Storicamente le correlazioni implicite basse coincidono con apici del mercato. Man mano che le correlazioni aumentano e la stagione degli utili si chiude, potremmo vedere una maggiore volatilità di mercato, soprattutto con la riunione della Fed e gli importanti dati economici all’orizzonte.
Inoltre, il TGA, il conto corrente del governo, è aumentato nettamente nelle ultime settimane, prosciugando liquidità dal sistema finanziario. Le riserve sono scese, con il TGA schizzato a circa 760 miliardi di dollari, aggiungendo un ulteriore livello di potenziale pressione sui mercati.
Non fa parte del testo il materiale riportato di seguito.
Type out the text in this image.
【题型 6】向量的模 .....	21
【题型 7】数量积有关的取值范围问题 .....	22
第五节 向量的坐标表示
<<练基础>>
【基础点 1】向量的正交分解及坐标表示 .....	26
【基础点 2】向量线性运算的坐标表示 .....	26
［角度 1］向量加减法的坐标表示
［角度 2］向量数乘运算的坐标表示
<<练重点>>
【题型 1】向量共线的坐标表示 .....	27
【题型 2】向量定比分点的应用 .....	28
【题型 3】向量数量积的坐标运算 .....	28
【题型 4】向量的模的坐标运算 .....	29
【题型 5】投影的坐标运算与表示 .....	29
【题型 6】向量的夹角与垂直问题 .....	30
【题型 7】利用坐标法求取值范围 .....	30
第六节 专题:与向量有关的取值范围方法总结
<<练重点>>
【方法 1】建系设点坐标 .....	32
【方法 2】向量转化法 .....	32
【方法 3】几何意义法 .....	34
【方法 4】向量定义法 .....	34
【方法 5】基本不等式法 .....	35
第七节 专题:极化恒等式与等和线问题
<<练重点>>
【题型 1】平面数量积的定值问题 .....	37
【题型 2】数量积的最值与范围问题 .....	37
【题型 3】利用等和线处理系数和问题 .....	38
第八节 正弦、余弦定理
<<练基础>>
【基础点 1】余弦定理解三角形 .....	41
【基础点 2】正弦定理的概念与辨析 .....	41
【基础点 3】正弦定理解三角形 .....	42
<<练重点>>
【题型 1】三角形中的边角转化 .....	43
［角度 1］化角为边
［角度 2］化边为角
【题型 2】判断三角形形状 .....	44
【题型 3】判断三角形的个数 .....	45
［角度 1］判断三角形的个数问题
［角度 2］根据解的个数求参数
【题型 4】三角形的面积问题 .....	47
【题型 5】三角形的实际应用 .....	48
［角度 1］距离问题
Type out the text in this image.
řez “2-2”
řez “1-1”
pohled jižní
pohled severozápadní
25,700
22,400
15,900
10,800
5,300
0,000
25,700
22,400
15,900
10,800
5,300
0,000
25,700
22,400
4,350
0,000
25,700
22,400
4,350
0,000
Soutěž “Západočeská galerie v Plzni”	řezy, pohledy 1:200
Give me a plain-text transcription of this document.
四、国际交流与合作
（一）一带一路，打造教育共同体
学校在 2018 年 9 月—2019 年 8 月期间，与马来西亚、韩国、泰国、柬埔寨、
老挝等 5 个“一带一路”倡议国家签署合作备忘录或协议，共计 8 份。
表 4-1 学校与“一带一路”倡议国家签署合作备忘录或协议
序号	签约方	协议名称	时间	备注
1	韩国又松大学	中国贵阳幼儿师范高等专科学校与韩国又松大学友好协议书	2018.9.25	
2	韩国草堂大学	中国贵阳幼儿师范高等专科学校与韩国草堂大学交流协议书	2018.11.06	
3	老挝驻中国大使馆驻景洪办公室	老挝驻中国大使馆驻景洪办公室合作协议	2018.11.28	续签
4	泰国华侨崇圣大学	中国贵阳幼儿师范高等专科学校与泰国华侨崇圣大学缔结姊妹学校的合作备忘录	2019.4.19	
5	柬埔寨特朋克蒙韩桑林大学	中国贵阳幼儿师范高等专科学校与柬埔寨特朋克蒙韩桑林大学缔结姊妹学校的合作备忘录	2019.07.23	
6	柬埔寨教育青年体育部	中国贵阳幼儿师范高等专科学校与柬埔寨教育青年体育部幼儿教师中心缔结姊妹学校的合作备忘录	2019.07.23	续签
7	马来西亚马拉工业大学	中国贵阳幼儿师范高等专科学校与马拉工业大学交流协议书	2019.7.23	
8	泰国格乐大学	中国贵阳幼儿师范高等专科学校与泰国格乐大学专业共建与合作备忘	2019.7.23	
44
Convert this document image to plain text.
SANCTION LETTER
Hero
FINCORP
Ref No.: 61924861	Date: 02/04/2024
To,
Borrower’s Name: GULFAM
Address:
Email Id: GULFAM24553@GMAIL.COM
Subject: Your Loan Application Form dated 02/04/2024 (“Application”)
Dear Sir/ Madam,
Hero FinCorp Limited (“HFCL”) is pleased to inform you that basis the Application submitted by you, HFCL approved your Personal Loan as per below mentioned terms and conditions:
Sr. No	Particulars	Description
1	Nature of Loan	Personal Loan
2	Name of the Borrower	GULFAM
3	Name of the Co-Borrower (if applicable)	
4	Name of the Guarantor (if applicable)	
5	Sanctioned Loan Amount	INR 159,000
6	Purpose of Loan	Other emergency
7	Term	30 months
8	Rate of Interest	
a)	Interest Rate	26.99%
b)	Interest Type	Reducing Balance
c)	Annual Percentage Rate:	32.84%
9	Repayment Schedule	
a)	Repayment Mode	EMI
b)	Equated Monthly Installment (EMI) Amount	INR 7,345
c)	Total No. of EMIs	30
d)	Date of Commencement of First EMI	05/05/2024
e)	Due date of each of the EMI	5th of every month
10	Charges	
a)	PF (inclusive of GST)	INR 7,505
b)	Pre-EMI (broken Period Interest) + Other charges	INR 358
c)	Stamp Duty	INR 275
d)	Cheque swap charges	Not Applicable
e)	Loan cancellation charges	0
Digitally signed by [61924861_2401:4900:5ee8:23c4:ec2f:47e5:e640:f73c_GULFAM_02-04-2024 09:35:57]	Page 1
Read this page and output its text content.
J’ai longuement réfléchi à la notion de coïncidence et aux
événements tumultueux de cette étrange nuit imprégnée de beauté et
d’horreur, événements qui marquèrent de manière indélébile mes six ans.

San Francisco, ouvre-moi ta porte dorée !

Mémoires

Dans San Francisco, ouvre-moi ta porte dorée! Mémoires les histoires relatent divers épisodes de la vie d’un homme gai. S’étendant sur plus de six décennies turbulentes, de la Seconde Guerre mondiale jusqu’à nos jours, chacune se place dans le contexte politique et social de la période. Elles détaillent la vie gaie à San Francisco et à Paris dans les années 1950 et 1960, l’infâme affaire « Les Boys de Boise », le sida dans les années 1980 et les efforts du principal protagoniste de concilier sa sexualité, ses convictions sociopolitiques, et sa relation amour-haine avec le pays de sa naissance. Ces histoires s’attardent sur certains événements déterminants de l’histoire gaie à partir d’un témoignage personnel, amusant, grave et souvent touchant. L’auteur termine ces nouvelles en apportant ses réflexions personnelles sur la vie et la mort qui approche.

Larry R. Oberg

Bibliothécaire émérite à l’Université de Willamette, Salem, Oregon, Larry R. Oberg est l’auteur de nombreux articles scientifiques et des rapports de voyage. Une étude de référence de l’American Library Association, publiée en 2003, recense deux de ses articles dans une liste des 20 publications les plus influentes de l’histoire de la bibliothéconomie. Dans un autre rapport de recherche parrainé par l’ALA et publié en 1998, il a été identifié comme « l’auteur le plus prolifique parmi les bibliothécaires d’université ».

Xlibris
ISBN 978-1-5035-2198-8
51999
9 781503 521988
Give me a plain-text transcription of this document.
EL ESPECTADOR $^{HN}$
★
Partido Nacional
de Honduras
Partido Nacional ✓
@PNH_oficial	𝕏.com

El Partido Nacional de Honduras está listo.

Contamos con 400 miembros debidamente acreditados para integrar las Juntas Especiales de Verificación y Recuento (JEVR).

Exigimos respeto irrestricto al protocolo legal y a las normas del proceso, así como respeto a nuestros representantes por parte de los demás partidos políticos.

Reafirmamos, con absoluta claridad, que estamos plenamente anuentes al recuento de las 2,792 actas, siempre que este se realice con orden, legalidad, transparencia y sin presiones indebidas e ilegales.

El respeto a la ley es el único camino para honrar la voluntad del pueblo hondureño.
Da un punto di vista generale, il rapporto rischio/ricompensa dei titoli azionari appare inclinato. Con una liquidità ridotta, delle correlazioni implicite basse e la possibilità di prospettive della Fed più interventiste, il rialzo per i titoli azionari sembra limitato rispetto ai rischi di ribasso.
I mercati forward suggeriscono che i tassi potrebbero salire leggermente nei prossimi 12-18 mesi, contrariamente alle aspettative di tagli. E questo rafforza l’idea che la Fed probabilmente non ha finito con gli inasprimenti e potrebbe sorprendere i mercati nel 2025.